21 ans - 54,11 m - 29e

Démesure
C’était l’Australie, le bout du monde ! C’est l’une de mes premières grosses compétitions, mon entraîneur ne peut pas venir : beaucoup d’inconnus. Le village olympique est immense, il faut prendre le bus pour aller manger ! Tout est grand, démesuré. Je me sens toute petite, une petite athlète avec si peu d’expérience.

Au milieu de stars
Le défilé lors de la cérémonie d’ouverture est un grand moment. On attend quelques heures dans un gymnase au milieu des athlètes de tous les pays, c’est déjà génial. Quand on entre dans le stade devant 110 000 personnes, on se dit ‘ça y est, on est aux Jeux Olympiques’.
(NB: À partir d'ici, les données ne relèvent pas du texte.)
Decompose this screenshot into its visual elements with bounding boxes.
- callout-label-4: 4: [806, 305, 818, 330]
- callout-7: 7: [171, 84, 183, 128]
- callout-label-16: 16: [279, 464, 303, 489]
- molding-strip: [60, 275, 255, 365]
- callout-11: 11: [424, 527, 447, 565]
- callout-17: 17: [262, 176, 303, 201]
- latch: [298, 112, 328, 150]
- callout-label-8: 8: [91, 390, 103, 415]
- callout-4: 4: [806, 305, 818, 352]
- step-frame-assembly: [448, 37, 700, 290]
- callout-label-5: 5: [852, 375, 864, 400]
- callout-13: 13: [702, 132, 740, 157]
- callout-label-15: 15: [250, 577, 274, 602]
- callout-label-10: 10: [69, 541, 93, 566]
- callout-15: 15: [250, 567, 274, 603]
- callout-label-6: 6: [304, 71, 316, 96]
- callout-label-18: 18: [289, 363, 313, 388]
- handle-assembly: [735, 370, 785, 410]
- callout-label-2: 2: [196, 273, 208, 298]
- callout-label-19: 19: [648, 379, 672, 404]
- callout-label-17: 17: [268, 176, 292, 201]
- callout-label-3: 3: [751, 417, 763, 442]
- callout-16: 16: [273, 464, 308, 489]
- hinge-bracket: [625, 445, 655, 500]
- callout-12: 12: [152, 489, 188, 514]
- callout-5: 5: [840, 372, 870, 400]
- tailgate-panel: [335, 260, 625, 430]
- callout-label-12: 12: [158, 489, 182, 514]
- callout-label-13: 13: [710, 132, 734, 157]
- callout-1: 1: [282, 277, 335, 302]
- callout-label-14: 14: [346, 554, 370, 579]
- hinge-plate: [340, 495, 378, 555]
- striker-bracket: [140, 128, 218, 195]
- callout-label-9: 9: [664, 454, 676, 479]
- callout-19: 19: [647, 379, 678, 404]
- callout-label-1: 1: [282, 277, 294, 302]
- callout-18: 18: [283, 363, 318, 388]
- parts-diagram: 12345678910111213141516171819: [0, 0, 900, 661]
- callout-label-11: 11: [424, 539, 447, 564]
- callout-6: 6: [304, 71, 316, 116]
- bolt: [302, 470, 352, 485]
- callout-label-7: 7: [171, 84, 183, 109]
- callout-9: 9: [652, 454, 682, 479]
Au village olympique, je me rappelle avoir croisé Gustavo Kuerten (triple vainqueur de Roland-Garros, NDLR), la tête d’affiche du tournoi de tennis. Le voir tranquillement au milieu de tout le monde, c'est incroyable.

Qualifications devant 100 000 personnes
Les qualifications ont lieu vers 9h du matin et habituellement, il n’y a pas énormément de monde. À Sydney, il y a près de 100 000 personnes dans le stade. C’est hyper impressionnant. Lorsque je rate, j’entends le stade faire « oooohhh… ». Je me dis : ‘Mais tout le monde m’a vu, en fait !’. Ça m’a abattu et mentalement, mon concours est déjà fini . Je ne suis plus dedans. Mais cette expérience m’a motivé pour la suite.

Athènes 2004 - La déception

25 ans - 56,70 m - 31e

Je laisse beaucoup d’énergie pour me qualifier et du coup, lorsque j’arrive aux Jeux, je suis déjà épuisée. Ça se passe mal sur la compétition et il y a plus de deception qu’à Sydney car j’ai plus d’attentes. Je me suis peut-être mis trop de pression.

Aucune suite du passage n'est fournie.